Pub date March 16, 2010
WriterDavid Campos
SectionOpinion

OPINION The Municipal Transportation Agency’s Web site states a goal of providing a "convenient, reliable, accessible, and safe transit system that meets the needs of all transit users" in San Francisco. I have a feeling that if you ask most Muni riders, few would use those words ("convenient," "reliable," "safe," "meeting the needs of all transit users") to describe Muni today.

Riders have been put in the untenable position of paying higher fares for less service. Yet Muni still faces a $17 million deficit (projected to grow to $55 million next year), which it proposes to close by again increasing fares and cutting services. When asked about Muni recently, Mayor Gavin Newsom pointed to a $179 million reduction in state funding as the culprit. And while no one can dispute the devastating impact of such a cut, there are a few questions that suggest that the state alone is not to blame for Muni’s troubles.

For one, we just learned that the MTA has not had a management and performance audit since 1996. Although it’s undergone a number of fiscal audits, a management audit is different; such an audit would actually evaluates Muni’s operations to determine if the system is run effectively and efficiently. How is it that an $800 million operation can go for 14 years without that type of evaluation?

Moreover, what does it say about how Muni is managed when the agency has consistently failed to control overtime costs? We just learned that Muni accounts for about half of the city’s overtime expenses. This fiscal year alone, Muni has spent $23.8 million in overtime, or 45.6 percent of the city’s total.
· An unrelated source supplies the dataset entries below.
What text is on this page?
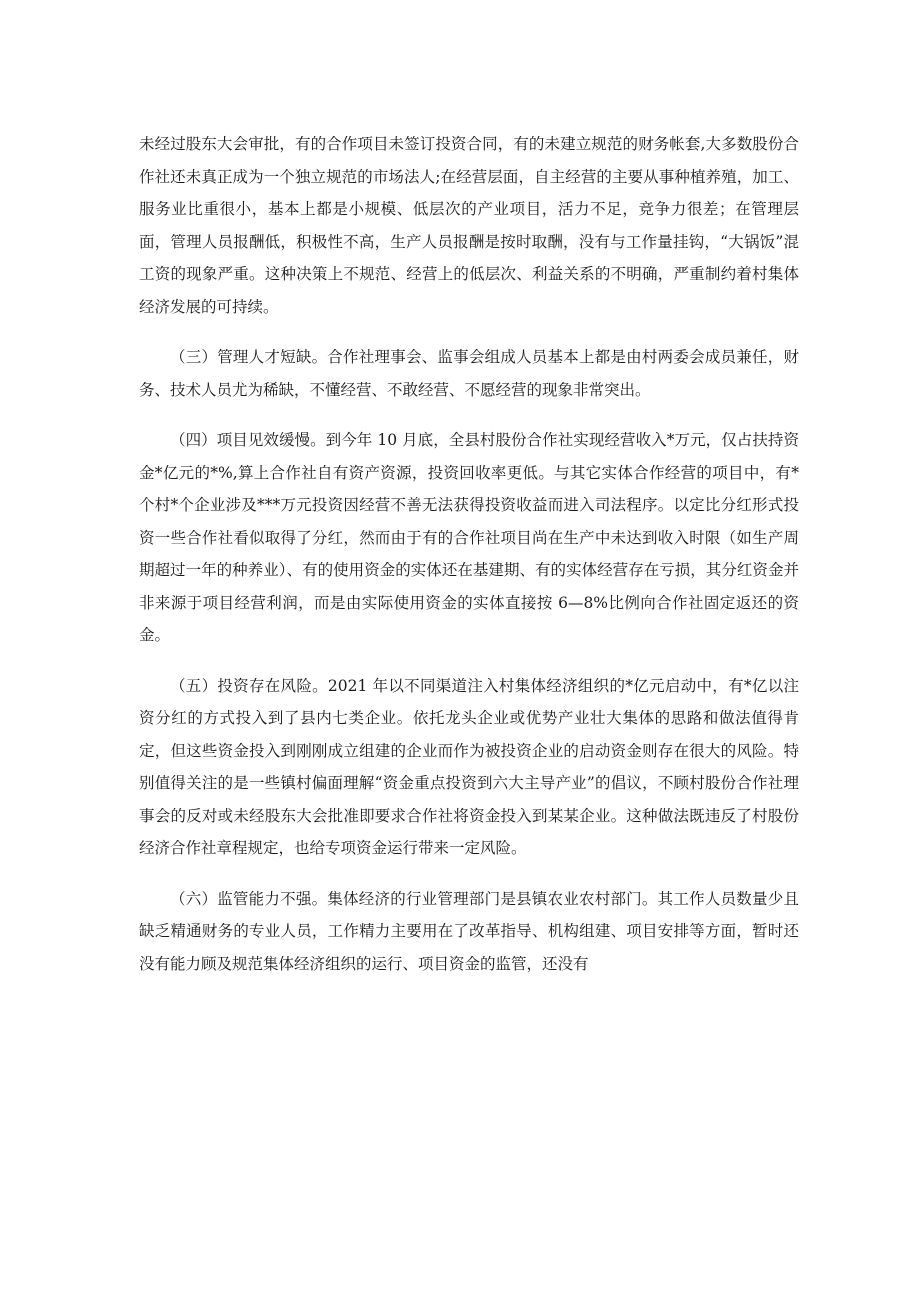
未经过股东大会审批，有的合作项目未签订投资合同，有的未建立规范的财务帐套,大多数股份合作社还未真正成为一个独立规范的市场法人;在经营层面，自主经营的主要从事种植养殖，加工、服务业比重很小，基本上都是小规模、低层次的产业项目，活力不足，竞争力很差；在管理层面，管理人员报酬低，积极性不高，生产人员报酬是按时取酬，没有与工作量挂钩，“大锅饭”混工资的现象严重。这种决策上不规范、经营上的低层次、利益关系的不明确，严重制约着村集体经济发展的可持续。

（三）管理人才短缺。合作社理事会、监事会组成人员基本上都是由村两委会成员兼任，财务、技术人员尤为稀缺，不懂经营、不敢经营、不愿经营的现象非常突出。

（四）项目见效缓慢。到今年 10 月底，全县村股份合作社实现经营收入*万元，仅占扶持资金*亿元的*%,算上合作社自有资产资源，投资回收率更低。与其它实体合作经营的项目中，有*个村*个企业涉及***万元投资因经营不善无法获得投资收益而进入司法程序。以定比分红形式投资一些合作社看似取得了分红，然而由于有的合作社项目尚在生产中未达到收入时限（如生产周期超过一年的种养业）、有的使用资金的实体还在基建期、有的实体经营存在亏损，其分红资金并非来源于项目经营利润，而是由实际使用资金的实体直接按 6—8%比例向合作社固定返还的资金。

（五）投资存在风险。2021 年以不同渠道注入村集体经济组织的*亿元启动中，有*亿以注资分红的方式投入到了县内七类企业。依托龙头企业或优势产业壮大集体的思路和做法值得肯定，但这些资金投入到刚刚成立组建的企业而作为被投资企业的启动资金则存在很大的风险。特别值得关注的是一些镇村偏面理解“资金重点投资到六大主导产业”的倡议，不顾村股份合作社理事会的反对或未经股东大会批准即要求合作社将资金投入到某某企业。这种做法既违反了村股份经济合作社章程规定，也给专项资金运行带来一定风险。

（六）监管能力不强。集体经济的行业管理部门是县镇农业农村部门。其工作人员数量少且缺乏精通财务的专业人员，工作精力主要用在了改革指导、机构组建、项目安排等方面，暂时还没有能力顾及规范集体经济组织的运行、项目资金的监管，还没有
What kind of management and operational practices allow an agency to function like this?

And why is Muni spending 9 percent of its budget ($67 million) on work orders (with other departments) for services that may or may not have much to do with its mission — including $12.2 million for the Police Department, $8.5 million for the Department of Telecommunications, and $6.9 million for the General Services Agency that runs 311? Since a quarter of the value of these work orders would suffice to wipe away its deficit, what, if anything, has Muni done about this?

And speaking of Muni’s deficit, why is it that increasing fares and reducing services seem to be the only tools in its tool box? As a number of transportation experts have suggested, there are several options that should have been on the table — raising parking fees, adding parking meters, charging for blue placards, and putting a revenue measure on the ballot, just to name a few. While some of these options may not be the answer, has Muni at least considered them? Did it consider them before proposing more fare increases and service cuts, including doubling fares for seniors, the disabled, and youth?

All this points to a more fundamental question — what about the MTA Board? Has the board provided the type of engaged and independent oversight needed to guarantee effective management? And is independent oversight even possible when all board members are appointed by one person, the mayor?

Because of these and other questions, I am proud that the Board of Supervisors unanimously approved a motion I introduced asking the budget analyst to conduct an independent management audit of the MTA. Given the timing of the budget process, the first phase of the audit will be completed by May 1, with the remainder in the summer. The audit will evaluate key areas of Muni’s operations to shed light on whether it is truly following best practices. We owe it to the ridership to face these questions head on. We no longer have the luxury to wait for the state to do the right thing.

SF Supervisor David Campos represents District 9.